Book Review : The Price You Pay

Image Courtesy: Google

Image Courtesy: Google

Blurb view:

An ambitious rookie reporter, a veteran news editor with a secret, a trigger-happy policeman, a sensational kidnapping: The Price You Pay is the story of Delhi, told through the eyes of the journalists who frame it, and the outsiders who claim it.

When Abhishek Dutta joins the Express as a trainee journalist, he has no idea how his life is about to change. Assigned to the crime beat by chief reporter Amir Akhtar, Abhishek encounters a motley cast of characters: DCP Uday Kumar, the ‘Dirty Harry’ of Delhi Police; ACP Crime Branch Mayank Sharma, who becomes a close friend; Samir Saxena, channel head of News Today, who mentors Abhishek’s move from print to electronic journalism; and dreaded gangster Babloo Shankar, who runs the Delhi mafia from exile.
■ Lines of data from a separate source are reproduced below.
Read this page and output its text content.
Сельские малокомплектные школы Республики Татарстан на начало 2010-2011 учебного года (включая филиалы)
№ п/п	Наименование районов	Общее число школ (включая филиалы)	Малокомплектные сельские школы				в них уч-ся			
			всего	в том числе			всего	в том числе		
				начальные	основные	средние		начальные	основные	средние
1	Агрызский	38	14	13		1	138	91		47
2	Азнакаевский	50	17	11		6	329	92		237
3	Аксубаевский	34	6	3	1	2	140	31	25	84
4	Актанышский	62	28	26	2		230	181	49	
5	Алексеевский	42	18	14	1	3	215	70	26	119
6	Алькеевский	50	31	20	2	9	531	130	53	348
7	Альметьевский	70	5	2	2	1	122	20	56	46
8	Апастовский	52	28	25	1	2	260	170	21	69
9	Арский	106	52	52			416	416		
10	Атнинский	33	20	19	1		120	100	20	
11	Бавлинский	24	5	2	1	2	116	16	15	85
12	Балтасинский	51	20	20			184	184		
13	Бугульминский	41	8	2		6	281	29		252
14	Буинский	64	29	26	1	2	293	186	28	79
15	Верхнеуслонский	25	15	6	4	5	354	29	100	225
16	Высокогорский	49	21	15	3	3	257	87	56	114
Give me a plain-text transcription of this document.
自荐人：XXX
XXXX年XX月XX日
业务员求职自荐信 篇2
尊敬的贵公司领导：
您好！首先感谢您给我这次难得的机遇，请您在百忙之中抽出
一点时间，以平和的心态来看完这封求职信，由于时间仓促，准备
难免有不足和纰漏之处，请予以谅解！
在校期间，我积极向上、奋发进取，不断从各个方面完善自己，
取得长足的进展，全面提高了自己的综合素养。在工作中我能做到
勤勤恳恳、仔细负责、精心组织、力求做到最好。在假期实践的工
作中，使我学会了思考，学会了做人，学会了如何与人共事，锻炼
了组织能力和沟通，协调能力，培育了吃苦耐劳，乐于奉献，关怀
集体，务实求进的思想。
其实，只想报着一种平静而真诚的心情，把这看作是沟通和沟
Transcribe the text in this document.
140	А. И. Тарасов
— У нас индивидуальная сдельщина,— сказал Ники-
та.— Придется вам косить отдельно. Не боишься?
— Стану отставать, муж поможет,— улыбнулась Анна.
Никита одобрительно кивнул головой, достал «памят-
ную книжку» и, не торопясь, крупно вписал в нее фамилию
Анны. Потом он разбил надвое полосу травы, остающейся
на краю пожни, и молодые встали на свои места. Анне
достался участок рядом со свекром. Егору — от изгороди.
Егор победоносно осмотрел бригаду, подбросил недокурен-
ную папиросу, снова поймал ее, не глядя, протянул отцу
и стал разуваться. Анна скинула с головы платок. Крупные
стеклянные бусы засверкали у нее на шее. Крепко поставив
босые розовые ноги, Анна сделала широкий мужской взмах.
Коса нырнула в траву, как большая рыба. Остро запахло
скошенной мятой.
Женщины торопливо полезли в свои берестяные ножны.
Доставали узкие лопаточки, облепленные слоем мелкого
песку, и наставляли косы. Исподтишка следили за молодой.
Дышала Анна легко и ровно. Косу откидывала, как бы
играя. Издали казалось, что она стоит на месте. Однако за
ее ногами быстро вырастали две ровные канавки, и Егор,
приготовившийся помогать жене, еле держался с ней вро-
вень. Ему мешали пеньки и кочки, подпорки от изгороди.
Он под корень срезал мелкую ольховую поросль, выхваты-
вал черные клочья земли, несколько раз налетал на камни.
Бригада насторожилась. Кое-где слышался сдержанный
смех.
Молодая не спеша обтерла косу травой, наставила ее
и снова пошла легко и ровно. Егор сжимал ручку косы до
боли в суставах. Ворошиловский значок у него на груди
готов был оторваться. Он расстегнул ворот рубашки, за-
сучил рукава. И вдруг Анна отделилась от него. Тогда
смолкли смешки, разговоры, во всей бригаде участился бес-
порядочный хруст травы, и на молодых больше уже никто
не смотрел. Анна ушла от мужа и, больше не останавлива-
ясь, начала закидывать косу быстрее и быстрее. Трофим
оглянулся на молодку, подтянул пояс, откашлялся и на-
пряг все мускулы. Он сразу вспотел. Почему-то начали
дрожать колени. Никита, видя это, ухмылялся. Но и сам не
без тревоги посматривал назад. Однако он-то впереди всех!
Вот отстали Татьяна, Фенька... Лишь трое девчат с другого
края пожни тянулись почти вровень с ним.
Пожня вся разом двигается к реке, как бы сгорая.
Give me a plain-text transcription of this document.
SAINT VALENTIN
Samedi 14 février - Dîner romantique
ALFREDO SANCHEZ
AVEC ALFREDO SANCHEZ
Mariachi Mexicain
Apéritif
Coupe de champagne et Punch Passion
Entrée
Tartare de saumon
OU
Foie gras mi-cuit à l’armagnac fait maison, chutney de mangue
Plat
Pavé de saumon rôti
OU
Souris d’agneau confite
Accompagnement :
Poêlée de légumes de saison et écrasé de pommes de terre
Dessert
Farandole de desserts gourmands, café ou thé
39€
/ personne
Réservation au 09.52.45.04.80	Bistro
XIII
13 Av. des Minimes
As he rides his beginner’s luck to unearth one sensational scoop after the other, Abhishek will soon discover that in the dog-eat-dog world of crime and politics, there are no permanent friends or enemies; it is every man for himself.

With a plot that twists and turns like the inner lanes of the city, Somnath Batabyal’s debut novel takes you into the dark underbelly of India, where common lives are mere pawns of deadly power games and where corruption lies at the very core.

Review:

Winter has arrived, mostly or at least lurking at the door here. All you need is a fast pacy thriller to cuddle under blankets with coffee. I was looking for a good desi thriller on investigative journalism and Somnath Batabyal seems to have launched a great one for his debut. Investigative journalism, or what we commonly term as ‘crime reporting’ is a tough job. It sounds easy and looks good to people like us, the daily readers who follow a newspaper crime colmn or turn on some news channel for that handsome reporter.

We have been brought up on thrillers and mafia books based radically in Mumbai with pioneer books like Shantaram and Sacred Games. I for one, would love to read more about gangsters and journalists based in the other metros like Delhi and Calcutta. These cities are stereotyped with softer labels but they have very active mafia operations with key activites like kidnapping and extortion.